Y'a qu'à voir la réaction que j'ai eu face à celle qu'elle a désigné comme sa mère. Ça s'est passé trop vite pour que je comprenne quoi que ce soit, mais depuis qu'Anaïs a disparu dans la cage d'escaliers je suis ultra vénère. Et je suis pas seulement vénère parce qu'elle s'est barrée sans me donner de véritable explication.

Nan, je suis vénère parce qu'après cette après-midi, je sens que je commence à l'apprécier un peu plus, et j'ai pas du tout aimé la voir en galère face à la femme.

Et comme je sens que j'arriverai pas à me calmer avant de rentrer chez moi et que j'ai peur de péter un câble au moindre truc que pourraient faire mes darons, mon frère ou ma sœur, je décide de me poser sur un muret pour me rouler un spliff.

Putain mais elle vit avec qui du coup ? Son daron ? Un grand frère ou une grande sœur ? Un oncle ou une tante ?

De toute façon elle peut pas vivre seule, elle serait déjà à la ddas sinon.

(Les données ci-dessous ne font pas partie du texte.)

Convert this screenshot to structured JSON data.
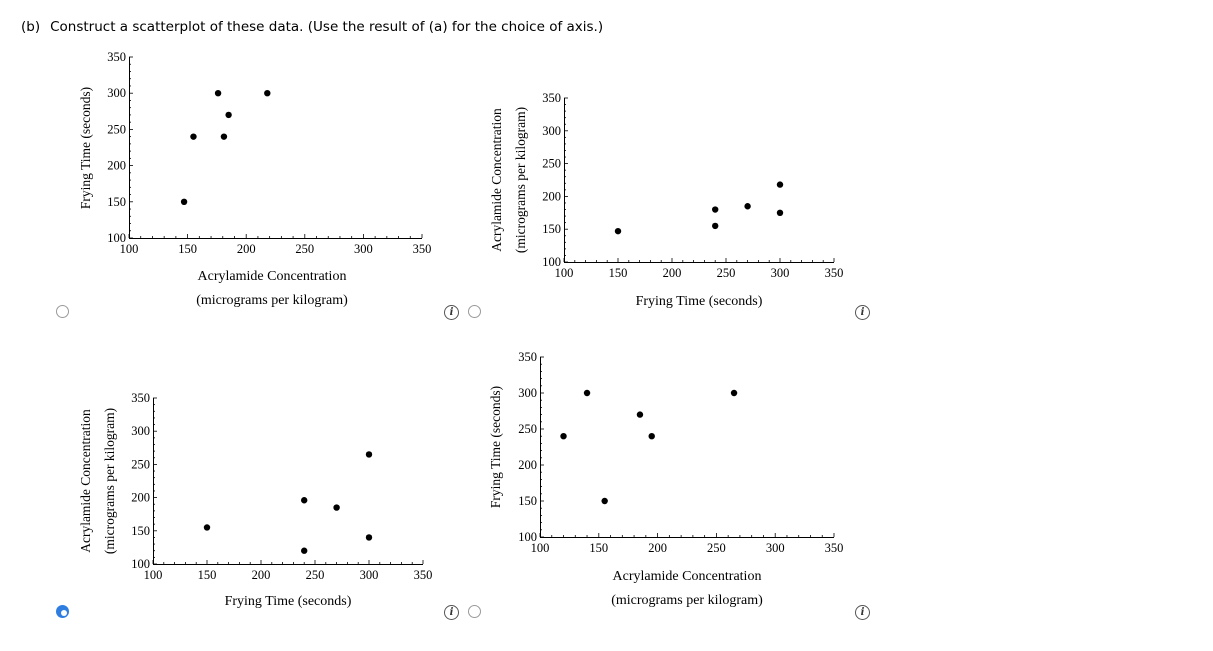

Surtout que les profs ont pas l'air de lui reprocher ses absences répétées, et j'ai pas l'impression qu'elle ai eu des problèmes avec l'administration du lycée.

Mon spliff roulé en deuspi, je continue de marcher en cogitant.

Et elle a vraiment quinze piges d'écart avec son frère ? 

Remarque, ma daronne a vingt-deux ans d'écart avec Zoé...

Mais je sais pas, je peux pas m'empêcher de penser qu'il y a un truc qui tourne pas rond. Je la sens pas cette histoire.

Et pourquoi bordel de merde je prends les choses à cœur au point de devoir me fumer un pète pour contrôler ma colère ? Je crois que ça m'énerve encore plus.

Au bout d'une quinzaine de minutes de marche, j'arrive devant ma résidence, un peu plus calme que quelques minutes auparavant. Je me suis fumé qu'un petit stick, alors j'espère que mes darons vont pas trop capter mon état.

Enfin ça, c'est s'ils captent que je suis là tout court. Parce que j'ai pas besoin d'avancer loin pour capter qu'ils sont en train de s'engueuler.

Mes parents s'engueulent jamais.

Curieux, je ferme la porte doucement et me déchausse ; ils murmurent avec animation dans la cuisine, sûrement pour éviter que Lou les entende.

Restant le plus silencieux possible, je traverse l'entrée pour m'approcher un peu plus de la cuisine. Faut pas que j'aille trop près parce que c'est une cuisine ouverte.

– Mel, s'te plaît, écoute-moi, entends-je mon père dire avec autorité. Tu peux pas leur cacher ça, c'est beaucoup trop gros.

D'où je suis, j'aperçois juste un morceau de la veste de mon daron derrière le bar.

– Tu te rappelles de ta réaction ? lui crache ma mère. De celle de Ken ? Et de Raph ? Dis-moi que tu te souviens de l'état de Raph quand il a su.